Location Psychotics Retarded Despondent Alzheimer's
Structure 23% 21% 18% 15%
Yard (field) - 16% 3% 18%
Drainage 7% 21% 10% 18%
Woods 30% 16% 21% 7%
Brush/Briar 7% 11% 3% 29%
Road 23% 11% 4% 7%
Linear - 5% 13% -
Other - - 18% water 5% cliff 4%

Behavioral Profile

  • Shape of distance traveled curve similar to Children (6-12)
  • Fatality rates similar to Alzheimer's (22%)
  • Many will not respond to name (93%), but may be verbal (21%)
  • Some may be evasive
  • Subject did not travel to identifiable target
  • Often found in open woods (30%), structures (23%), or along roads (23%).
  • Tend not to penetrate into thick brush/briars
  • Large number of walk-outs (21%) and found along roads (14%)
  • None got "lost" in traditional sense
  • Lack of medications caused several searches
  • Median distance from IPP 0.5 miles (0.8 km)
  • Max Zone (92%) 4.8 miles (7.5 km)
  • Law enforcement evaluation for searcher safety
  • Consider limited field use of minors

Reflex Tasking

  • Early use of trackers at initial planning point (IPP)
  • Early use of tracking/trailing dogs at IPP or clues
  • Through systematic search of residence, should be repeated throughout search
  • Investigation critical
  • Early deployment of air-scent dog teams into woods and drainage's, start near IPP
  • Cut for sign along roadways and trails
  • Team should stop and listen before shouting name if not contraindicated
  • Subjects may flee, hide or move.
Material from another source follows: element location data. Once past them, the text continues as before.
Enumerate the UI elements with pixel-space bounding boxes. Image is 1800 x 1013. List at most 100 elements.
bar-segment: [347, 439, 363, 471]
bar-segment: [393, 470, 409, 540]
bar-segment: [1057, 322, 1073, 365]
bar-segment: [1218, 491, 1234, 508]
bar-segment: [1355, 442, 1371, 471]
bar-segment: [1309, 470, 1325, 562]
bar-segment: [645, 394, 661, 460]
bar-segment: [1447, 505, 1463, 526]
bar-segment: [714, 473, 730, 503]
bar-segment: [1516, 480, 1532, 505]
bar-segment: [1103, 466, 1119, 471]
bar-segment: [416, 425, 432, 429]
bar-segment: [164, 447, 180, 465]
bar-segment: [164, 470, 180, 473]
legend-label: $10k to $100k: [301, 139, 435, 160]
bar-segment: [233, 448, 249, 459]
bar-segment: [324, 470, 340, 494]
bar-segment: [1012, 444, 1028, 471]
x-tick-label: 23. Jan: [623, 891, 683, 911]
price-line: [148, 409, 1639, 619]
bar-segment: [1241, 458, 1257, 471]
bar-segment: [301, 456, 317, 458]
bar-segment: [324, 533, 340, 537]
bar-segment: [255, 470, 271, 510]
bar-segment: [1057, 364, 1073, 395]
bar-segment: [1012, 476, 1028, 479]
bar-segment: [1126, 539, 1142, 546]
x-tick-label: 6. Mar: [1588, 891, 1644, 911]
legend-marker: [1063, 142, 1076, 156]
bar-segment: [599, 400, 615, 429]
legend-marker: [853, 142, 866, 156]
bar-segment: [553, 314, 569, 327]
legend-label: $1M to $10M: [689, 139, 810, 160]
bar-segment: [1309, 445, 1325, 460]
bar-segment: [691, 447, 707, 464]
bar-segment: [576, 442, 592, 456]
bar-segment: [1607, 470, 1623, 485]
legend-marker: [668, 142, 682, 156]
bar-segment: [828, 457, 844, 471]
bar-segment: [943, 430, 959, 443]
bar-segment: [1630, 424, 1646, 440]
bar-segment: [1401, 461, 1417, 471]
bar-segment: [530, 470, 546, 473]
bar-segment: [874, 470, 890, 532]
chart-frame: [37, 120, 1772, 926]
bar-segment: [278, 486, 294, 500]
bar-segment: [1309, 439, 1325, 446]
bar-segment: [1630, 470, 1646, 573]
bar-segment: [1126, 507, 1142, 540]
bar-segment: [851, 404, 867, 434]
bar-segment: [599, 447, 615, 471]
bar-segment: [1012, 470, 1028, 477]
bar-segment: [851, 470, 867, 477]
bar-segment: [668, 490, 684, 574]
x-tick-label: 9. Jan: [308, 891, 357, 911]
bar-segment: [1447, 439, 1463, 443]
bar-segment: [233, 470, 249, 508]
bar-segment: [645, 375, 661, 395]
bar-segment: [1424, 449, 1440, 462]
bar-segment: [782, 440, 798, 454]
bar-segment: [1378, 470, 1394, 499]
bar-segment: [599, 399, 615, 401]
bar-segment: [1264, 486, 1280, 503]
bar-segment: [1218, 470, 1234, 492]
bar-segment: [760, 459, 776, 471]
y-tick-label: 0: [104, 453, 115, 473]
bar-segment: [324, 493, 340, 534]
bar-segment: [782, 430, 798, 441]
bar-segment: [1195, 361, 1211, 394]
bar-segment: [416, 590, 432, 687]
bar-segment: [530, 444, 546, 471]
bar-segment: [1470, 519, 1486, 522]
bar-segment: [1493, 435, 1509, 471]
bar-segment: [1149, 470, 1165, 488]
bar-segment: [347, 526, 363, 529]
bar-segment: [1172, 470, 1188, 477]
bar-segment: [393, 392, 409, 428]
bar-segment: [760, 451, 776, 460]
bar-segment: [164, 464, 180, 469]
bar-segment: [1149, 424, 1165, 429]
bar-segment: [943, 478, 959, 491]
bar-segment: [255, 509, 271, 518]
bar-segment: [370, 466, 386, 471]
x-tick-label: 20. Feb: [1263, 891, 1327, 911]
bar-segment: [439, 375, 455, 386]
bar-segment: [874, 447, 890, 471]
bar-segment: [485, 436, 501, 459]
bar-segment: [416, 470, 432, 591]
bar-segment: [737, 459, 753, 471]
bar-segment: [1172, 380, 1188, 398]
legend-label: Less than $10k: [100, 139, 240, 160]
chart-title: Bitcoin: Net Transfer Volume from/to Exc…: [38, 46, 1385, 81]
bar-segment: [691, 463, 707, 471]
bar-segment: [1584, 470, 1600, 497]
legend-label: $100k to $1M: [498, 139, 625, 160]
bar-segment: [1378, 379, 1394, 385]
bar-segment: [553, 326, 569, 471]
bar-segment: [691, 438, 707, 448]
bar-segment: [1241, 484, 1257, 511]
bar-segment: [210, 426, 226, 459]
Areas will need to be researched with continual importance of looking for sign
  • Subject may have a fear of authority, consider not wearing field uniforms
  • Develop contingency plan if actively evasive (may require obtaining emergency care order)
  • Containment important along with road patrols
  • Search urgency high

Study Methods

The database used to collect this data has been described in a previous paper on Alzheimer's.  The following modifications were made.  Inclusion criteria:  Following terms appeared on missing person record; schizophrenia, schizophreniform, schizoaffective disorder, delusional disorder, brief psychotic disorder, shared psychotic disorder, substance-induced psychotic disorder, delusions, hallucinations.  Exclusion criteria:  Previous mental retardation, dementia, accidents, homicide, or abduction.